Why conmen like Tom Ripley are so preoccupied with fashion
As a new version of Patricia Highsmith’s book gets the Netflix treatment, we ask why style and deception are so closely linked.
There is a scene towards the beginning of Anthony Minghella’s 1999 film, The Talented Mr Ripley, when Jude Law’s character, Dickie Greenleaf, asks Matt Damon’s Tom Ripley what his talent is—to which literature’s most famous fraud replies with: “Forging signatures, telling lies, impersonating practically anybody”. Yet there is another talent of Tom’s that is essential in his ability to deceive those around him into thinking that he is one of them—and that’s his sartorial savoir-faire.
Fashion is of vital importance to Tom, in both the novel by Patricia Highsmith and subsequent adaptations, including that 1999 film, but also 1960’s French New Wave retelling, Purple Noon, and the upcoming black-and-white Netflix version, Ripley, starring Andrew Scott in the titular role. The style of the 1999 movie—Jude Law’s polo shirts, white trousers, and boat shoes, Gwyneth Paltrow’s high-waist bikinis, broderie anglaise tops and peasant skirts—is still referenced by designers today (it won costume designer Ann Roth an Oscar at the time).
And while Matt Damon’s character is certainly au fait with fashion, he’s without the means to access it in the same way that the other characters are: he has one shirt he washes out nightly, a threadbare cord jacket Dickie offers to replace, and one pair of dress shoes that he has to wear to the beach. In many ways, the film is at pains to emphasise that, though Tom is good at what he does, he’s not quite good enough—after all, Dickie, Marge (Paltrow) and Freddie Miles (Philip Seymour Hoffman) all figure him out. Yet it is with fashion that he manages to move in these circles. In fact, it’s how he accesses them in the first place, having borrowed a Princeton jacket for a piano recital when he first encounters Dickie’s father, who mistakes him for a student and pleads with him to fetch home his wayward son.
In the novel, Tom is obsessed with clothing, spending hours touching Dickie’s shirts and jackets or fingering the jewellery on his dressing table, saying that doing so “reminded him he existed”. His spectacles serve as a way to switch between characters—like a villainous Clark Kent and Superman—while his decision to wear Dickie’s monogrammed velvet slippers and signet rings after he has (spoiler alert) murdered him, alerts Marge and Freddie to the fact something isn’t right.
Fashion is often used by literature’s anti-heroes as a significant tool in their arsenal to deceive. It’s Jay Gatsby’s “beautiful shirts”—so beautiful, that they make Daisy cry in The Great Gatsby—but which signify his extreme wealth via social climbing; Gone with the Wind’s Scarlett O’Hara dressing in a pair of old curtains to try to (unsuccessfully) trick Rhett Butler into thinking that she’s well off after the Civil War; and Patrick Bateman’s Rolex watch, Oliver People’s glasses and Nike dunks that allow him to go undetected as a psychopath among Manhattan’s elite in American Psycho.

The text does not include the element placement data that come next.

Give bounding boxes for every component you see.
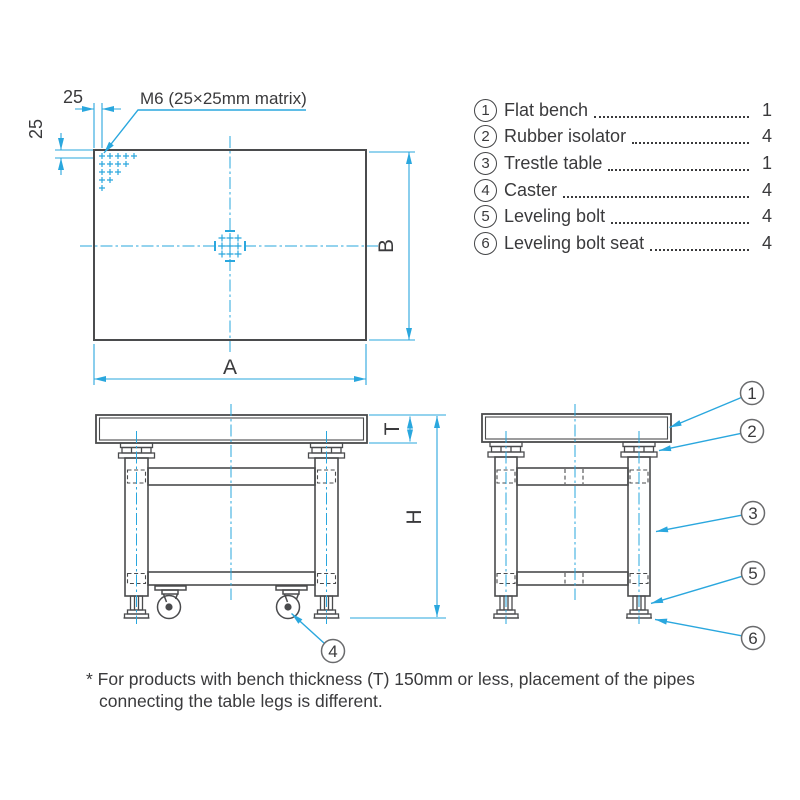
part-number-badge: 4: [474, 178, 497, 202]
part-label: Leveling bolt: [504, 206, 606, 227]
dotted-leader: [563, 183, 749, 198]
center-hole-matrix: [218, 234, 242, 258]
center-matrix-ticks: [214, 230, 246, 262]
part-number-badge: 3: [474, 151, 497, 175]
parts-list-row: 1 Flat bench 1: [474, 97, 772, 124]
part-qty: 4: [761, 206, 772, 227]
part-number-badge: 6: [474, 231, 497, 255]
part-label: Leveling bolt seat: [504, 232, 645, 253]
dim-b-label: B: [375, 239, 398, 253]
side-bench-slab: [481, 413, 672, 443]
part-number-badge: 1: [474, 98, 497, 122]
part-number-badge: 5: [474, 205, 497, 229]
callout-4-leader: [291, 612, 325, 645]
parts-list-row: 3 Trestle table 1: [474, 150, 772, 177]
dotted-leader: [608, 156, 749, 171]
parts-list-row: 6 Leveling bolt seat 4: [474, 230, 772, 257]
parts-list-row: 2 Rubber isolator 4: [474, 124, 772, 151]
part-label: Flat bench: [504, 99, 589, 120]
parts-list: 1 Flat bench 1 2 Rubber isolator 4 3 Tre…: [474, 97, 772, 257]
dotted-leader: [632, 129, 749, 145]
dotted-leader: [611, 209, 749, 225]
side-rubber-isolators: [487, 441, 658, 458]
dim-a: [93, 344, 367, 385]
dotted-leader: [650, 236, 749, 251]
callout-3-number: 3: [748, 504, 757, 523]
parts-list-row: 4 Caster 4: [474, 177, 772, 204]
front-view-centerlines: [136, 404, 327, 624]
matrix-note-label: M6 (25×25mm matrix): [140, 89, 307, 108]
side-view-centerlines: [505, 404, 640, 624]
callout-leaders: [650, 396, 743, 637]
callout-6-number: 6: [748, 629, 757, 648]
part-qty: 1: [761, 99, 772, 120]
pitch-y-label: 25: [26, 119, 46, 139]
part-qty: 4: [761, 232, 772, 253]
corner-hole-matrix: [99, 153, 137, 191]
front-casters: [154, 585, 308, 620]
footnote: * For products with bench thickness (T) …: [86, 668, 726, 712]
side-view: [481, 404, 672, 624]
side-view-callouts: 1 2 3 5 6: [650, 380, 766, 651]
callout-1-number: 1: [747, 384, 756, 403]
callout-5-number: 5: [748, 564, 757, 583]
top-view: M6 (25×25mm matrix) 25 25 A B: [26, 87, 415, 385]
pitch-y-dimension: [55, 133, 93, 175]
pitch-x-label: 25: [63, 87, 83, 107]
bench-top-outline: [93, 149, 367, 341]
part-qty: 4: [761, 179, 772, 200]
dim-t: [369, 414, 446, 444]
side-hidden-lines: [496, 469, 649, 585]
part-label: Caster: [504, 179, 558, 200]
callout-2-number: 2: [747, 422, 756, 441]
top-view-centerlines: [80, 136, 378, 352]
callout-4-number: 4: [328, 642, 337, 661]
dim-h: [350, 416, 446, 619]
dim-b: [369, 151, 415, 341]
callout-4-badge: [320, 638, 346, 664]
part-label: Trestle table: [504, 152, 603, 173]
footnote-line-2: connecting the table legs is different.: [99, 691, 383, 711]
dotted-leader: [594, 103, 749, 118]
side-trestle-frame: [494, 456, 651, 597]
dim-t-label: T: [381, 422, 404, 435]
footnote-line-1: * For products with bench thickness (T) …: [86, 669, 695, 689]
part-qty: 4: [761, 126, 772, 147]
part-number-badge: 2: [474, 125, 497, 149]
dim-h-label: H: [403, 509, 426, 524]
part-label: Rubber isolator: [504, 126, 627, 147]
side-leveling-bolts: [493, 595, 652, 619]
parts-list-row: 5 Leveling bolt 4: [474, 203, 772, 230]
dim-a-label: A: [223, 356, 237, 379]
matrix-note-leader: [103, 109, 306, 154]
front-view: T H 4: [95, 404, 446, 664]
part-qty: 1: [761, 152, 772, 173]
pitch-x-dimension: [75, 103, 121, 148]
callout-badges: [739, 380, 766, 651]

And it’s not just on the page that grifters and tricksters utilise clothing to impersonate others. Anna Delvey, the so-called “fake heiress,” who conned New York into believing she was a German socialite, used designer pieces as a decoy for the fact she had no money and didn’t pay for anything. The girl in the Celine wide-rim glasses couldn’t possibly be a conwoman, could she? Meanwhile, convict Elizabeth Holmes, the university dropout behind Theranos, a company that claimed to detect disease via just one drop of blood, modelled herself on Steve Jobs in a uniform of black polonecks so that she would be taken seriously by tech bros and the world at large.
“The way we dress does, to an extent, affect how people see us, but it’s context dependent,” explains Dr Dion Terrelonge, a fashion psychologist. “It’s about alignment and how we fit in with people’s expectations. We like to think we don’t judge others based on what they are wearing, but we do. It’s not a negative judgement, necessarily; it’s about interpreting and categorising. It helps us navigate the world.”
Whether or not you wield that power for good or for evil is the differentiator. “When you wear an item of clothing that you associate with a certain person, lifestyle or behaviour, then you’re far more likely to take on those things,” explains Dr Terrelonge. “When people copy other people’s style, they’re trying to align themselves with them and their lifestyle. It’s walking 100 miles in their shoes. It’s shorthand for, ‘this is the kind of person I am’—you look the part.”
For conners, it’s “fake it til you make it” or “dress for the job you want” writ large. As Tom famously says in his final speech in the film, “I thought it was better to be a fake somebody, than a real nobody.”